她在調音台後面靠牆坐下。很快,話劇隊的演員們三三兩兩,嘻嘻哈哈陸續走進排練場,圍著那幾排椅子,或坐或站,或來回溜達。蕭鳴聽不見他們在說些什麼,只是從演員們前仰後合的肢體動作看起來,氣氛融洽。
緊接著,兩盞面光燈刷得亮起,舞台上晃如白晝。
趙兆拍了拍手招呼了一聲「開始排練」,場內很快安靜下來。他站上台說:「前兩周大部分台詞已經對得差不多了,今晚咱們可以下地走地位了。台詞沒對完的最後幾場,相關演員還要抽空趕緊對,旻天來了嗎?」
「到!」一個沉穩的男中音自那四排座位中傳出,包括蕭鳴在內,眾人的視線齊刷刷朝那聲音的方向投去。

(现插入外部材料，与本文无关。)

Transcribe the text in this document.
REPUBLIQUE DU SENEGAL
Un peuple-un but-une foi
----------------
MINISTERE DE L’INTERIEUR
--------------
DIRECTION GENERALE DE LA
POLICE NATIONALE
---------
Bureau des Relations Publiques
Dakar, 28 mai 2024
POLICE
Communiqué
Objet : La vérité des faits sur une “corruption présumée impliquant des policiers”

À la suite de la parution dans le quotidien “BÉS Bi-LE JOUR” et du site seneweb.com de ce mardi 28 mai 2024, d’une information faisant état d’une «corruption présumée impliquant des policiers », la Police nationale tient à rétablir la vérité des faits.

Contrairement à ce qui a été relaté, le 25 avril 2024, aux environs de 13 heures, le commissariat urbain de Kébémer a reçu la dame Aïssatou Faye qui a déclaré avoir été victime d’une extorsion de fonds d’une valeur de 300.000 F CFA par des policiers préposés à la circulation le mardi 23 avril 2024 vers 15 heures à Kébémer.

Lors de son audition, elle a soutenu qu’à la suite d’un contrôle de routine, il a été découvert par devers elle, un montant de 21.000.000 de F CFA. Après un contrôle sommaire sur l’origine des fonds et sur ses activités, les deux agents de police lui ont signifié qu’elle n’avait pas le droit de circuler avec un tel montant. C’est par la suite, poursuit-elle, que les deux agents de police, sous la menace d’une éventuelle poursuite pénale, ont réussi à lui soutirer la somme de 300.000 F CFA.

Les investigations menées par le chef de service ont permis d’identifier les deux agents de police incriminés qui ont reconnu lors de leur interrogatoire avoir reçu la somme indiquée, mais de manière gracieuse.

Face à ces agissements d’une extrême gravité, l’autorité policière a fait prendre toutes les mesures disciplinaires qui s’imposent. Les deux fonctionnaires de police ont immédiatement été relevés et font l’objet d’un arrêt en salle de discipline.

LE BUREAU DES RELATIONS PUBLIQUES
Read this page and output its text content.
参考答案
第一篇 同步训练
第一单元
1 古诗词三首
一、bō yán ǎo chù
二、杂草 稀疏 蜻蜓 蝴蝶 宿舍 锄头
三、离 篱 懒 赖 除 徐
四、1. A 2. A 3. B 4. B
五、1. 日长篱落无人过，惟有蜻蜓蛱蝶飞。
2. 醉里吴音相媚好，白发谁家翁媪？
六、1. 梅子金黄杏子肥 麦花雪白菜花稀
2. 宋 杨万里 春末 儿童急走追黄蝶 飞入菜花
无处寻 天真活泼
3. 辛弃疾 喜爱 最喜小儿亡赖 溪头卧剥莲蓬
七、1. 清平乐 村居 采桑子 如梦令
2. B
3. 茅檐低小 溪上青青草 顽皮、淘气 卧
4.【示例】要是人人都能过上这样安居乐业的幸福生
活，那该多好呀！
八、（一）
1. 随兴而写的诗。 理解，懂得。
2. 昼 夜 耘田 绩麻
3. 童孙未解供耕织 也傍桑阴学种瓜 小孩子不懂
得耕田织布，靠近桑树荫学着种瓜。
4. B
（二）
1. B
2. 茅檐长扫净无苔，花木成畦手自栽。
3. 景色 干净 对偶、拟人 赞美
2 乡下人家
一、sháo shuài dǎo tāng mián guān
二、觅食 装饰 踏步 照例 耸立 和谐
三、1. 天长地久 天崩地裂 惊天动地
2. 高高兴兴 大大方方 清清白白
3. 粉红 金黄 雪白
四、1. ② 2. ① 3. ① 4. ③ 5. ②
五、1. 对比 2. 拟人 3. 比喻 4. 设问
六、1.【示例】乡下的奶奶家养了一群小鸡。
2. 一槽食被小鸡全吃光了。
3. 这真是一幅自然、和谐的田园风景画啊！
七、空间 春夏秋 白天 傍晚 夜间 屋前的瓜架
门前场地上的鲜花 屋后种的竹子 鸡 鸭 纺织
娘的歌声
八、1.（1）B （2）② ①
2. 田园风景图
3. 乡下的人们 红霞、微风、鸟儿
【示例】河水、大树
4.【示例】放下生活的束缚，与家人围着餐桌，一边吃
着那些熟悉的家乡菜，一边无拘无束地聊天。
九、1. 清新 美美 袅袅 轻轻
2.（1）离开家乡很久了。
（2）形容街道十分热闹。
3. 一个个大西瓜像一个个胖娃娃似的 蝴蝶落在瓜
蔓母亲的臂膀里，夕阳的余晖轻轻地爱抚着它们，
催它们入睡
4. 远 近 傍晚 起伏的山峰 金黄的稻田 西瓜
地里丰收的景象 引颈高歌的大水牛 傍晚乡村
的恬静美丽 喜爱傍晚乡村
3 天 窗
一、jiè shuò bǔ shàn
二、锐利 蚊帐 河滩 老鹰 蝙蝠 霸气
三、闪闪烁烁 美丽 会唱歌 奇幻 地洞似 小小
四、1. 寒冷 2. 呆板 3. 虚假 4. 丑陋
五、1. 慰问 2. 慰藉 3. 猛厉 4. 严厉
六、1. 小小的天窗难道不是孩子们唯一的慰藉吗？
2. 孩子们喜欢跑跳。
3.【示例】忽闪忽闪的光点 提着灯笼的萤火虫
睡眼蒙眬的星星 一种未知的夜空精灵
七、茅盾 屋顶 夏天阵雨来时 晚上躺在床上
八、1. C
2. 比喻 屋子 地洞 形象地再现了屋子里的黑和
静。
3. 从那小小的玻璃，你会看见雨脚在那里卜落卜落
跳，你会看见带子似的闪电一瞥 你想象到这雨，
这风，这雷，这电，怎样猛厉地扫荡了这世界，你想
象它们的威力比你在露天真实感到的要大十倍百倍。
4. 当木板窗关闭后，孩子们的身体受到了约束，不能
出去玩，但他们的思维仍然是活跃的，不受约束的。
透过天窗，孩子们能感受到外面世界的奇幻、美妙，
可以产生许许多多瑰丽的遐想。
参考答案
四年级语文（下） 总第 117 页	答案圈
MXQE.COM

趙兆朝那個方向說:「後面幾場戲的台詞你負責,抓緊對完。」
「好的!」
「那現在開始吧。今晚先排第二幕的第一場,演員就位。」
借著台口/射過來的光,蕭鳴迅速翻看著手裡的劇本。第二幕第一場,那裡的劇情正推進到一九三二年三月的上海閘北,十九路軍軍長蔡廷鍇帶領守軍已經與日本兵負隅頑抗了一個多月,即將彈盡糧絕。而此時,租借里正在進行著一場雞尾酒會。
穆旻天飾演的美國人斯諾親眼目睹了戰爭的殘酷,此時站在雞尾酒會的會場,面對突然衝進來躲避日本人追捕的中國軍人,想要出手相救,卻被同行的美國朋友制止。
「他是我的朋友!」
穆旻天焦急地衝上去,試圖查看中國軍人的傷勢。
這個聲音,不正是剛剛答「到」的那個?
蕭鳴的目光迅速從劇本中抽離,目不轉睛地盯著台上的主角——這把好嗓子的主人,這是她學了六年錄音,聽到過的為數不多的優質男中音——渾厚有力,帶著令人痴迷的磁性,如同經年的紅酒,回甘綿長。
面光燈聚焦在他身上,將他稜角分明的臉部輪廓和高大的身形勾勒出一道刺眼的白光。隔著一整個排練場,蕭鳴眼裡的那個人高高在上,散發著強大攝人的氣場。
「可這是東方人的戰爭,我不想把美國人卷進去,僅僅因為一個中國人!」
飾演租借里的武官上前阻止。
「日本人在追他!」
穆旻天置若罔聞,語氣已近哀求。